Broker's View

Coal price spike will be fleeting, analysts say

In the absence of any substantial supply-side reform of the industry, Chinese price rise is only temporary as declining demand inevitable

PUBLISHED : Tuesday, 05 July, 2016, 6:44pm
UPDATED : Tuesday, 05 July, 2016, 10:05pm

The recent spike in Chinese coal prices will be temporary, and more effective supply-side reforms are urgently needed right across the sector, according to analysts.

The domestic price of coal climbed 4 per cent in June, following the government’s move in May to lower annual operating days at mines from 330 to 276 days, resulting in a cut in inventories.

“We believe this is not supply-side reform,” analysts at global investment bank Jefferies said in a report.

“The policy indiscriminately handicaps all producers, to provide life support for zombie mines.”

They added that real supply-side reform for the sector should see uneconomic mines starved of cash, forcing their closure.

Another report from Deutsche Bank analyst James Kan, suggests that stricter control measures by the authorities in the country’s three major coal-producing provinces — Shanxi, Inner Mongolia autonomous region, and Shaanxi, which hold a combined 60 per cent market share — had cut production by more than 20 per cent.
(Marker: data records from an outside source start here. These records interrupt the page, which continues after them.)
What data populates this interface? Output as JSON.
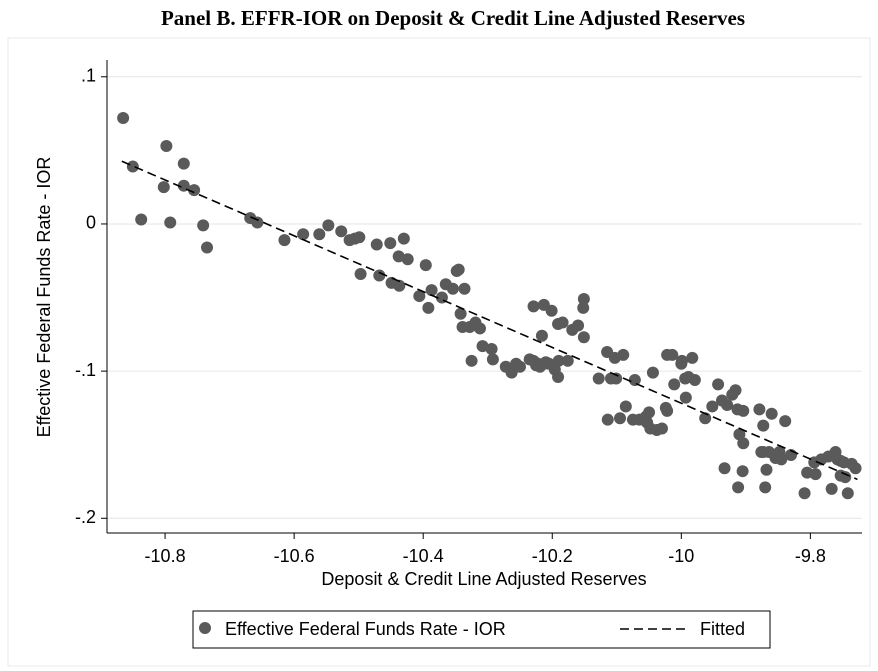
{
  "chart_data": {
    "type": "scatter",
    "title": "Panel B. EFFR-IOR on Deposit & Credit Line Adjusted Reserves",
    "x_label": "Deposit & Credit Line Adjusted Reserves",
    "y_label": "Effective Federal Funds Rate - IOR",
    "xlim": [
      -10.89,
      -9.72
    ],
    "ylim": [
      -0.21,
      0.125
    ],
    "xticks": [
      -10.8,
      -10.6,
      -10.4,
      -10.2,
      -10,
      -9.8
    ],
    "yticks": [
      {
        "value": 0.1,
        "label": ".1"
      },
      0,
      {
        "value": -0.1,
        "label": "-.1"
      },
      {
        "value": -0.2,
        "label": "-.2"
      }
    ],
    "grid": true,
    "legend": "bottom",
    "series": [
      {
        "name": "Effective Federal Funds Rate - IOR",
        "color": "#5a5a5a",
        "x": [
          -10.865,
          -10.85,
          -10.837,
          -10.798,
          -10.802,
          -10.792,
          -10.771,
          -10.771,
          -10.755,
          -10.741,
          -10.735,
          -10.668,
          -10.657,
          -10.615,
          -10.586,
          -10.561,
          -10.547,
          -10.527,
          -10.514,
          -10.506,
          -10.499,
          -10.497,
          -10.472,
          -10.468,
          -10.451,
          -10.449,
          -10.438,
          -10.437,
          -10.43,
          -10.424,
          -10.406,
          -10.396,
          -10.392,
          -10.387,
          -10.371,
          -10.365,
          -10.354,
          -10.348,
          -10.345,
          -10.342,
          -10.339,
          -10.336,
          -10.328,
          -10.325,
          -10.319,
          -10.312,
          -10.308,
          -10.294,
          -10.292,
          -10.272,
          -10.263,
          -10.256,
          -10.25,
          -10.235,
          -10.229,
          -10.225,
          -10.222,
          -10.219,
          -10.213,
          -10.21,
          -10.205,
          -10.229,
          -10.213,
          -10.216,
          -10.201,
          -10.196,
          -10.191,
          -10.191,
          -10.19,
          -10.184,
          -10.176,
          -10.169,
          -10.16,
          -10.152,
          -10.151,
          -10.151,
          -10.128,
          -10.115,
          -10.114,
          -10.109,
          -10.103,
          -10.101,
          -10.095,
          -10.09,
          -10.086,
          -10.075,
          -10.072,
          -10.065,
          -10.055,
          -10.053,
          -10.048,
          -10.05,
          -10.044,
          -10.038,
          -10.03,
          -10.024,
          -10.022,
          -10.022,
          -10.014,
          -10.011,
          -10,
          -9.999,
          -9.994,
          -9.993,
          -9.989,
          -9.983,
          -9.979,
          -9.963,
          -9.952,
          -9.943,
          -9.937,
          -9.933,
          -9.929,
          -9.921,
          -9.916,
          -9.913,
          -9.912,
          -9.91,
          -9.905,
          -9.904,
          -9.904,
          -9.879,
          -9.876,
          -9.873,
          -9.873,
          -9.87,
          -9.868,
          -9.864,
          -9.86,
          -9.854,
          -9.848,
          -9.845,
          -9.839,
          -9.83,
          -9.809,
          -9.805,
          -9.794,
          -9.792,
          -9.783,
          -9.772,
          -9.767,
          -9.761,
          -9.758,
          -9.753,
          -9.748,
          -9.746,
          -9.742,
          -9.736,
          -9.73,
          -9.753
        ],
        "values": [
          0.072,
          0.039,
          0.003,
          0.053,
          0.025,
          0.001,
          0.041,
          0.026,
          0.023,
          -0.001,
          -0.016,
          0.004,
          0.001,
          -0.011,
          -0.007,
          -0.007,
          -0.001,
          -0.005,
          -0.011,
          -0.01,
          -0.009,
          -0.034,
          -0.014,
          -0.035,
          -0.013,
          -0.04,
          -0.022,
          -0.042,
          -0.01,
          -0.024,
          -0.049,
          -0.028,
          -0.057,
          -0.045,
          -0.05,
          -0.041,
          -0.044,
          -0.032,
          -0.031,
          -0.061,
          -0.07,
          -0.044,
          -0.07,
          -0.093,
          -0.067,
          -0.071,
          -0.083,
          -0.085,
          -0.092,
          -0.097,
          -0.101,
          -0.095,
          -0.097,
          -0.092,
          -0.093,
          -0.096,
          -0.095,
          -0.097,
          -0.095,
          -0.094,
          -0.095,
          -0.056,
          -0.055,
          -0.076,
          -0.059,
          -0.099,
          -0.104,
          -0.068,
          -0.093,
          -0.067,
          -0.093,
          -0.072,
          -0.069,
          -0.057,
          -0.051,
          -0.077,
          -0.105,
          -0.087,
          -0.133,
          -0.105,
          -0.091,
          -0.105,
          -0.132,
          -0.089,
          -0.124,
          -0.133,
          -0.106,
          -0.133,
          -0.131,
          -0.135,
          -0.139,
          -0.128,
          -0.101,
          -0.14,
          -0.139,
          -0.125,
          -0.089,
          -0.127,
          -0.089,
          -0.109,
          -0.095,
          -0.093,
          -0.105,
          -0.118,
          -0.104,
          -0.091,
          -0.106,
          -0.132,
          -0.124,
          -0.109,
          -0.12,
          -0.166,
          -0.123,
          -0.116,
          -0.113,
          -0.126,
          -0.179,
          -0.143,
          -0.168,
          -0.149,
          -0.127,
          -0.126,
          -0.155,
          -0.155,
          -0.137,
          -0.179,
          -0.167,
          -0.155,
          -0.129,
          -0.159,
          -0.155,
          -0.16,
          -0.134,
          -0.157,
          -0.183,
          -0.169,
          -0.162,
          -0.17,
          -0.16,
          -0.158,
          -0.18,
          -0.155,
          -0.16,
          -0.161,
          -0.162,
          -0.172,
          -0.183,
          -0.163,
          -0.166,
          -0.171
        ]
      },
      {
        "name": "Fitted",
        "color": "#000000",
        "line_style": "dashed",
        "x": [
          -10.867,
          -9.727
        ],
        "values": [
          0.0426,
          -0.1736
        ]
      }
    ]
  }
}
Kan said the normal summer demand for coal had started to pick up, just at a time when production remains constrained and supply levels are around a fifth lower.

The policy indiscriminately handicaps all producers, to provide life support for zombie mines
Analysts at global investment bank Jefferies

He now expects the price of Qinhuangdao (QHD) 5,500 kcal coal to reach 450 yuan per tonne over the summer, six months earlier than his original expectation of hitting that level.

He predicts the price of QHD 5,500 could even surge to 480 to 500 yuan per tonne in the last quarter of the year, the peak season for such thermal coal.

In view of the short-term price surge, Deutsche Bank upgraded shares in China Shenhua Energy Company from “hold” to “buy” late last month, expecting its price to rise to HK$15.9.

It also upgraded China Coal from “sell” to “hold”, with a target price of HK$4.3, on the assumption QHD’s price could hit 500 yuan per tonne.

Shenhua shares closed at HK$14.06 on Tuesday after rising 25 per cent since mid May, and China Coal Energy Company shares closed at HK$4.05, up 38 per cent in the past month and a half.

Kan said the 276-day policy, however, may only shift the balance between supply and demand short term in the absence of any meaningful supply-side reform, creating effectively a fleeting coal price spike.

“In the coming two quarters, government officials might be encouraged by the near-term upward trend in the coal price, and stick to their strict policy execution,” he said.

“We believe once the coal price gets close to 500 yuan per tonne, the incentive for coal producers to influence, and the potential for the government to loosen, the policy will be much higher,” Kan said, adding he expects coal to fall back in price to 380 yuan per tonne if policy measures are loosened.

Jefferies also believes that coal shares will rally short term as prices inch up, but added in its note that the market will figure out the production restrictions are temporary, and that declining demand is inevitable.

It said permanently restricting production was entirely the opposite of lasting supply-side reform as it eternally subsidises high cost producers.

Coal producers will not meaningfully benefit, it said, from incremental increases in prices as they substantially cut production.

It called the 276-day policy, a managed unwinding being made to reduce systemic financial risks from long-standing liabilities.

According to recent mainland reports, Shanxi province has now requested debt relief from banks for its seven largest coal producers, with debt levels nearly matching the province’s total gross domestic product.

“Price support from production restrictions is only justified if it is temporary,” said Jefferies in the note, “and they need to be lifted after bad debts are restructured, written off or unwound.”